Le port de Baltimore (52,3 Mt, 80,8 Md$ en 2023), le plus profond de la baie de Chesapeake, est le neuvième port américain mais sa proximité avec le Midwest, où sont localisés les principaux fabricants d'équipements et machines agricoles, en fait la première plateforme du pays pour le trafic des moissonneuses-batteuses, tracteurs et autres engins agricoles (1,3 Mt) et pour l'importation de pelles et de tractopelles.
Il pèse aussi parmi les ports du continent nord-américain pour le volume de fret roulant et l'import et l'export de véhicules légers (847 158 unités l'an dernier). Le premier armateur mondial de porte-voitures, le Norvégien Wallenius Wilhelmsen a choisi dernièrement le terminal de Dundalk pour en faire son hub sur la côte est-américaine.
Le port industriel est enfin le leader national pour le sucre et le gypse importés, au deuxième rang pour l'exportation de charbon et au sixième pour l'importation de café.
Escale sur les lignes Est-Ouest
Avec son tirant d’eau de 15,2 m, il est une escale pour les lignes Est-Ouest, ayant gagné en intérêt depuis l'élargissement du canal de Panama en 2016, qui a permis aux ports de la côte atlantique d’accueillir des navires plus grands, souvent en provenance d’Asie. En 2023, le port a traité 1,1 MEVP.

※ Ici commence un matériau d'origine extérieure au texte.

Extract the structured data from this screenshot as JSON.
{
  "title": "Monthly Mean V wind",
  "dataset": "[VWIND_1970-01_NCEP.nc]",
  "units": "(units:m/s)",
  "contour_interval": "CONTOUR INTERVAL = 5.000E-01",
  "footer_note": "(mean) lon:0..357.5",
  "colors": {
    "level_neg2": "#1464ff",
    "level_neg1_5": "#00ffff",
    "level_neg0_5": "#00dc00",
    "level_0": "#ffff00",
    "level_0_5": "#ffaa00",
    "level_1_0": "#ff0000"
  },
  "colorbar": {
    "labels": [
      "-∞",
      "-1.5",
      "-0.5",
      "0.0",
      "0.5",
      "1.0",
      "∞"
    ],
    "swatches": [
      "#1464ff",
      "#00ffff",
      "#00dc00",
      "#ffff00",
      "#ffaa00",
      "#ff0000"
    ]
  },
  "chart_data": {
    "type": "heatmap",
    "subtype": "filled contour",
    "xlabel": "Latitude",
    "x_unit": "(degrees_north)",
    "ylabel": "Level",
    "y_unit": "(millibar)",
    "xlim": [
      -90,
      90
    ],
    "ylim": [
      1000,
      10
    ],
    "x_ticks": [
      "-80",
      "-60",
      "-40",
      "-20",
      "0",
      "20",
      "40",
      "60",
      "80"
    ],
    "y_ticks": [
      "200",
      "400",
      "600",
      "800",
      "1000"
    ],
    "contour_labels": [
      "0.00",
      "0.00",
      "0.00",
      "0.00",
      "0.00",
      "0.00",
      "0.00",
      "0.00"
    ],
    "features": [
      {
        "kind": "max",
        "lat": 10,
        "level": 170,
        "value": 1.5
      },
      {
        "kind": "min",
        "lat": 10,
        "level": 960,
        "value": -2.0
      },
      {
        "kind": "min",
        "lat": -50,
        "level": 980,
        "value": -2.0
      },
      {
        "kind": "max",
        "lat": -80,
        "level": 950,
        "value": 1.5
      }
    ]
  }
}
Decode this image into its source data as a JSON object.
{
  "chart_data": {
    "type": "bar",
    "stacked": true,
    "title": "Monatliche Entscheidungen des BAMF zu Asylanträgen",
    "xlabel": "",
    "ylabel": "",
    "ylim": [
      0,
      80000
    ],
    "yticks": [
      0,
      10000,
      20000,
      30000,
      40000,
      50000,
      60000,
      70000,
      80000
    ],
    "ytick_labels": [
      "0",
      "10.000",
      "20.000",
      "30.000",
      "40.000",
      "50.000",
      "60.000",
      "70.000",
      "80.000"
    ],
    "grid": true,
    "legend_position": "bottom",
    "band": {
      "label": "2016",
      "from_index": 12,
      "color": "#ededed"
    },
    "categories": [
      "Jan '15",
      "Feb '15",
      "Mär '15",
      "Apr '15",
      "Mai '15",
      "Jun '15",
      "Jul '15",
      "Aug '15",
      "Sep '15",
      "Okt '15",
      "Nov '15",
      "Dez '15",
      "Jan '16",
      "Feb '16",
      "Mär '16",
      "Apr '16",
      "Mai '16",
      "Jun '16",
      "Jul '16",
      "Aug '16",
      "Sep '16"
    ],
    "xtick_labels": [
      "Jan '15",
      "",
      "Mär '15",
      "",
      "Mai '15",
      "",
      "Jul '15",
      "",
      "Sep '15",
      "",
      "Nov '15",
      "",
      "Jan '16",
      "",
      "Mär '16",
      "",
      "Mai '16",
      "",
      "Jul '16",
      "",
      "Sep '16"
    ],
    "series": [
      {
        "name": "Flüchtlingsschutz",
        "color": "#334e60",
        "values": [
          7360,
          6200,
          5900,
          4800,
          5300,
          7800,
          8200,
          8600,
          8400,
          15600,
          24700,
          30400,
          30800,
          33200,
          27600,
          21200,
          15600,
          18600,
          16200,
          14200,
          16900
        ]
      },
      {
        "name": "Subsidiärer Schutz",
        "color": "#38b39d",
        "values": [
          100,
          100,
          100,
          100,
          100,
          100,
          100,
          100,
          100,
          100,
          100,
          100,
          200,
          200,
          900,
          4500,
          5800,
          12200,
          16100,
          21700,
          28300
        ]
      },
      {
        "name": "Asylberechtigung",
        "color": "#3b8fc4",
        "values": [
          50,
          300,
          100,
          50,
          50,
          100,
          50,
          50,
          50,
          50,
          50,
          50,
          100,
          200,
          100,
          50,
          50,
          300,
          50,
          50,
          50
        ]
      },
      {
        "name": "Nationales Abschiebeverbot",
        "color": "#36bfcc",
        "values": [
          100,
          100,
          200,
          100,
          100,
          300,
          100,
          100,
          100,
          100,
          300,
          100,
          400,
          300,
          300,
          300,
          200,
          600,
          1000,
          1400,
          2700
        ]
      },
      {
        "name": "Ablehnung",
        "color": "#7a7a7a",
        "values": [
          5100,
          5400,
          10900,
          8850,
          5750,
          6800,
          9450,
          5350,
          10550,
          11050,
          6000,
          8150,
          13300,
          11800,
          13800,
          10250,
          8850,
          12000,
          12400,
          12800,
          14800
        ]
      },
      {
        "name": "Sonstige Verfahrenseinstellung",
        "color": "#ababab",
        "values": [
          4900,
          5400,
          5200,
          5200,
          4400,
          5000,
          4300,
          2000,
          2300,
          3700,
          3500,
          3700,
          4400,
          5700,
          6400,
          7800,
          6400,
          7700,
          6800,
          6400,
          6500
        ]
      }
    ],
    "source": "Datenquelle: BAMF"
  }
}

En août 2023, témoignant de ses capacités, il a accueilli le plus grand porte-conteneurs jamais traité, l'Evergreen Ever Max, un porte-conteneurs de 15 432 conteneurs EVP de 165 350 tpl, après avoir enregistré en juin le plus grand nombre de mouvements (6 383) pour un navire avec le Maersk Eindhorn.
Des perturbations à venir
L’événement intervient à un moment particulièrement délicat pour la côte est-américaine, dont l’accès est contraint par les restrictions en cours dans le Canal de Panama pour ne pas aggraver son déficit hydrique.
Il survient en outre alors que les échanges vont se tendre entre l’ILA, le syndicat représentant les 70 000 dockers et l’USMX, représentant les manutentionnaires des 36 ports côtiers de la côte. L’ ancienne convention régissant les droits et devoirs de part et d'autre arrive à expiration en septembre. Or, les négociations sont tendues en raison de désaccords profonds sur les augmentations de salaires et l'automatisation, selon le média Freight Waves.
Les mêmes enjeux ont bloqué les pourpalers de la côte ouest qui se sont éternisés pendant 13 mois avant que les deux parties prenantes apposent leur paraphe sur une convention collective en juin 2023 après des semaines de grève.
Les ports américains sur le chemin de la reprise
Depuis le début de l'année 2024, la consommation a repris outre-Atlantique et s'accompagne d'une croissance significative des volumes dans les principaux ports américains, après une période difficile de 15 mois postpandémiques, en particulier sur la côte Ouest.
Au plus fort des perturbations mondiales, les chargeurs ont privilégié les places portuaires des côtes de l'Est et du Golfe afin de contourner les problèmes logistiques de l'Ouest. Toutefois, les tendances récentes indiquent un retour aux préférences d'avant la pandémie.